Не довольно ли, дорогой друг мой, компрометировали мы себя, каждый по-своему: я – своим мистицизмом, вы – анархическим утопизмом и культурным нигилизмом, как обоих определило и осудило бы «компактное большинство» (словцо Ибсена) современных собраний и митингов. Не разойтись ли нам по своим углам и не затихнуть ли каждому на своей койке? «Как сердцу высказать себя? Другому как понять тебя? Поймет ли он, чем ты живешь? Мысль изреченная есть ложь»{85}. Я не люблю злоупотреблять этим грустным признанием Тютчева; мне хочется думать, что в нем запечатлелась не вечная правда, а основная ложь нашей расчлененной и разбросанной культурной эпохи, бессильной родить соборное сознание, эпохи, осуществляющей предпоследние выводы исконного греха «индивидуации»{86}, которыми отравлена вся историческая жизнь человечества – вся культура. Мы силимся преодолеть это смертное начало вседневно и всечасно непрерывным творчеством больших и малых культов, – каждый культ уже соборен, пока жив, хотя бы соединял троих только или двоих служителей, – и соборность вспыхивает на мгновенье и гаснет опять и не может многоголовая гидра раздираемой внутренним междоусобием культуры обратиться в согласный культ. Но жажда единения не должна все же соблазнять нас к уступчивости и соглашательству, то есть к внешнему установлению видимой и мнимой связи там, где не сплелись в одну сеть самые корни сознания и как бы кровеносные жилы духовных существ. В глубине глубин, нам не досягаемой, все мы – одна система вселенского кровообращения, питающая единое всечеловеческое сердце. Но не должно упреждать чувствования, данного нам только как отдаленное и смутное предчувствие, и подменить сокровенную святую реальность вымышленными ее подобиями. У нас двоих нет общего культа. Вам кажется, что забвение освобождает и живит, культурная же память порабощает и мертвит; я утверждаю, что освобождает память, порабощает и умерщвляет забвение. Я говорю о пути вверх, а вы говорите мне, что крылья духа обременены и разучились летать. «Уйдем», – приглашаете вы, а я отвечаю: «Некуда: от перемещения в той же плоскости ничего не изменится ни в природе плоскости, ни в природе движущегося тела»… Когда-то я пел:
Вам – пращуров деревья
И кладбищ теснота;
Нам вольные кочевья
Судила Красота.
Вседневная измена,
Вседневный новый стан…{87}
И тут же правдивая муза заставляла певца, мятежника против культурного предания, присовокупить:
Безвыходного плена
Блуждающий обман.
О, для культа должно покидать насиженные места и деревья пращуров:
Братья, уйдем в сумрак дубрав священных…
Чадам богов посох изгнанья легок,
Новой любви расцветший тирс…
Широка цветоносная земля и много светлых полян по ней
Так будет, дорогой друг мой, хотя и нет еще знамений такого обращения. Культура обратится в культ Бога и Земли. Но это будет чудом Памяти, – Перво-Памяти человечества. Внутренне культура не однородна, как не едина вечность, как множествен и состав человеческой личности.

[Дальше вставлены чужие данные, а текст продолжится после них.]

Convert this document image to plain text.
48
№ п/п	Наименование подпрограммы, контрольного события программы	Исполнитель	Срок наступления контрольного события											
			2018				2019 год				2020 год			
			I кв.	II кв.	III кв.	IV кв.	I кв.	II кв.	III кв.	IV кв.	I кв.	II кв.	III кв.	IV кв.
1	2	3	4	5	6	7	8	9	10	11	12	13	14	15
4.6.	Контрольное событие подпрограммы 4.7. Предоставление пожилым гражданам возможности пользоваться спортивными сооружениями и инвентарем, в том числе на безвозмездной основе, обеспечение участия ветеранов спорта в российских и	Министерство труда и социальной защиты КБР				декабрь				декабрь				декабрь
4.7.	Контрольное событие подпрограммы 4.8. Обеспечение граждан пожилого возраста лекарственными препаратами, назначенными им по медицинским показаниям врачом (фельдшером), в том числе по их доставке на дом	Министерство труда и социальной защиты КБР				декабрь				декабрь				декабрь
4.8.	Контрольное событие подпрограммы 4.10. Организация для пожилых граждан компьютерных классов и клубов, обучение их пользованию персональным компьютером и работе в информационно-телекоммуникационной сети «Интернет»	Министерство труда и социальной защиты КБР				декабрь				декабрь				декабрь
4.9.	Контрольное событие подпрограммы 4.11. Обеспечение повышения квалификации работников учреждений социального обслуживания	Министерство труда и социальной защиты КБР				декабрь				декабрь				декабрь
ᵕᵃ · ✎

Движутся в море глубоком моря, те к зарям, те – к закатам;
Поверх волны стремятся на полдень, ниже на полночь;
Разно текущих потоков не мало в темной пучине,
И в океане пурпурном подводные катятся реки.{89}
Так и в культуре есть сокровенное движение, влекущее нас к первоистокам жизни. Будет эпоха великого, радостного, все постигающего возврата. Тогда забьют промеж старых плит студеные ключи, и кусты роз прозябнут из серых гробниц. Но чтобы скорее дожить до этого дня, дальше и дальше надлежит идти, а не обращаться вспять: отступление только замедлило бы замкнутие кольца вечности.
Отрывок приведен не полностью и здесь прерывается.